Je vais donc répéter ce dont nous n’avons cessé de parler dans cet hémicycle, lors des travaux de la commission Ailleret et de la commission de l’économie, mais aussi au cours de la discussion générale et à l’occasion de la présentation des motions et des prises de parole sur les articles.

Nous avons répété en boucle que La Poste devait, pour compenser la baisse de son activité courrier, concurrencée par internet, se tourner vers les métiers du courrier électronique. Dans cet objectif, La Poste a notamment racheté, en 2008, la société Experian.

Elle doit également, pour devenir une grande entreprise concurrentielle de dimension européenne en matière de colis-express notamment, s’organiser dans les métiers de la logistique en utilisant les infrastructures modernes, en particulier les plates-formes, et l’intermodalité des transports.
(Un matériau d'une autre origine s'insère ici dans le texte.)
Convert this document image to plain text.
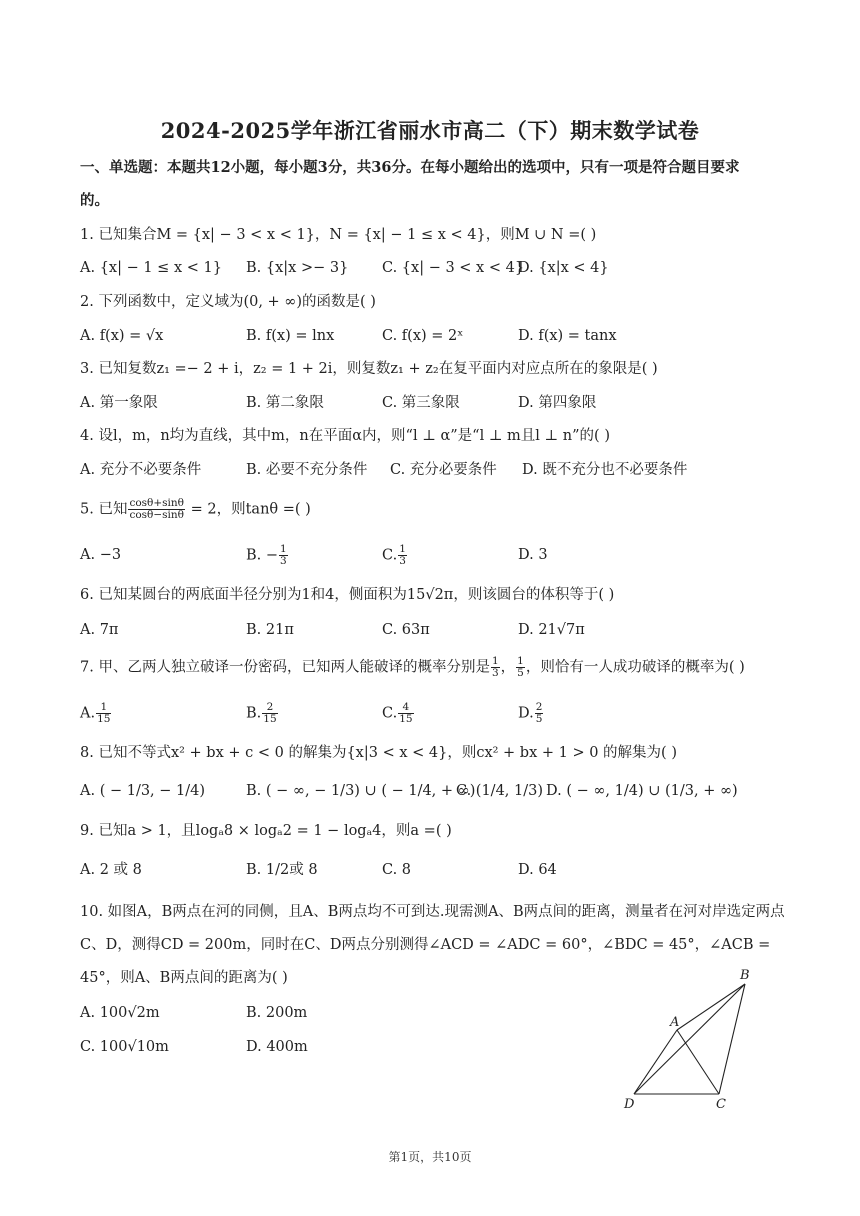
2024-2025学年浙江省丽水市高二（下）期末数学试卷
一、单选题：本题共12小题，每小题3分，共36分。在每小题给出的选项中，只有一项是符合题目要求
的。
1. 已知集合M = {x| − 3 < x < 1}，N = {x| − 1 ≤ x < 4}，则M ∪ N =( )
A. {x| − 1 ≤ x < 1} B. {x|x >− 3} C. {x| − 3 < x < 4}
D. {x|x < 4}
2. 下列函数中，定义域为(0, + ∞)的函数是( )
A. f(x) = √x	B. f(x) = lnx	C. f(x) = 2ˣ	D. f(x) = tanx
3. 已知复数z₁ =− 2 + i，z₂ = 1 + 2i，则复数z₁ + z₂在复平面内对应点所在的象限是( )
A. 第一象限	B. 第二象限	C. 第三象限	D. 第四象限
4. 设l，m，n均为直线，其中m，n在平面α内，则“l ⊥ α”是“l ⊥ m且l ⊥ n”的( )
A. 充分不必要条件	B. 必要不充分条件 C. 充分必要条件 D. 既不充分也不必要条件
5. 已知 $\frac{\cos\theta+\sin\theta}{\cos\theta-\sin\theta} = 2$，则tanθ =( )
A. −3	B. − $\frac{1}{3}$	C. $\frac{1}{3}$	D. 3
6. 已知某圆台的两底面半径分别为1和4，侧面积为15√2π，则该圆台的体积等于( )
A. 7π	B. 21π	C. 63π	D. 21√7π
7. 甲、乙两人独立破译一份密码，已知两人能破译的概率分别是 $\frac{1}{3}$ ， $\frac{1}{5}$ ，则恰有一人成功破译的概率为( )
A. $\frac{1}{15}$	B. $\frac{2}{15}$	C. $\frac{4}{15}$	D. $\frac{2}{5}$
8. 已知不等式x² + bx + c < 0 的解集为{x|3 < x < 4}，则cx² + bx + 1 > 0 的解集为( )
A. ( − 1/3, − 1/4)	B. ( − ∞, − 1/3) ∪ ( − 1/4, + ∞)
C. (1/4, 1/3) D. ( − ∞, 1/4) ∪ (1/3, + ∞)
9. 已知a > 1，且logₐ8 × logₐ2 = 1 − logₐ4，则a =( )
A. 2 或 8	B. 1/2或 8	C. 8	D. 64
10. 如图A，B两点在河的同侧，且A、B两点均不可到达.现需测A、B两点间的距离，测量者在河对岸选定两点C、D，测得CD = 200m，同时在C、D两点分别测得∠ACD = ∠ADC = 60°，∠BDC = 45°，∠ACB = 45°，则A、B两点间的距离为( )
A. 100√2m	B. 200m
C. 100√10m	D. 400m
A
B
C
D
第1页，共10页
Dans le domaine bancaire, La Banque Postale, qui a notamment racheté Tocqueville Finance, doit être consolidée pour pouvoir monter en puissance.

Dans le domaine des services à la personne, La Poste peut jouer un rôle considérable pour accompagner l’avancement vers le grand âge et l’augmentation de la durée de vie, mais aussi en matière d’aménagement du territoire dans les endroits les plus reculés de notre territoire.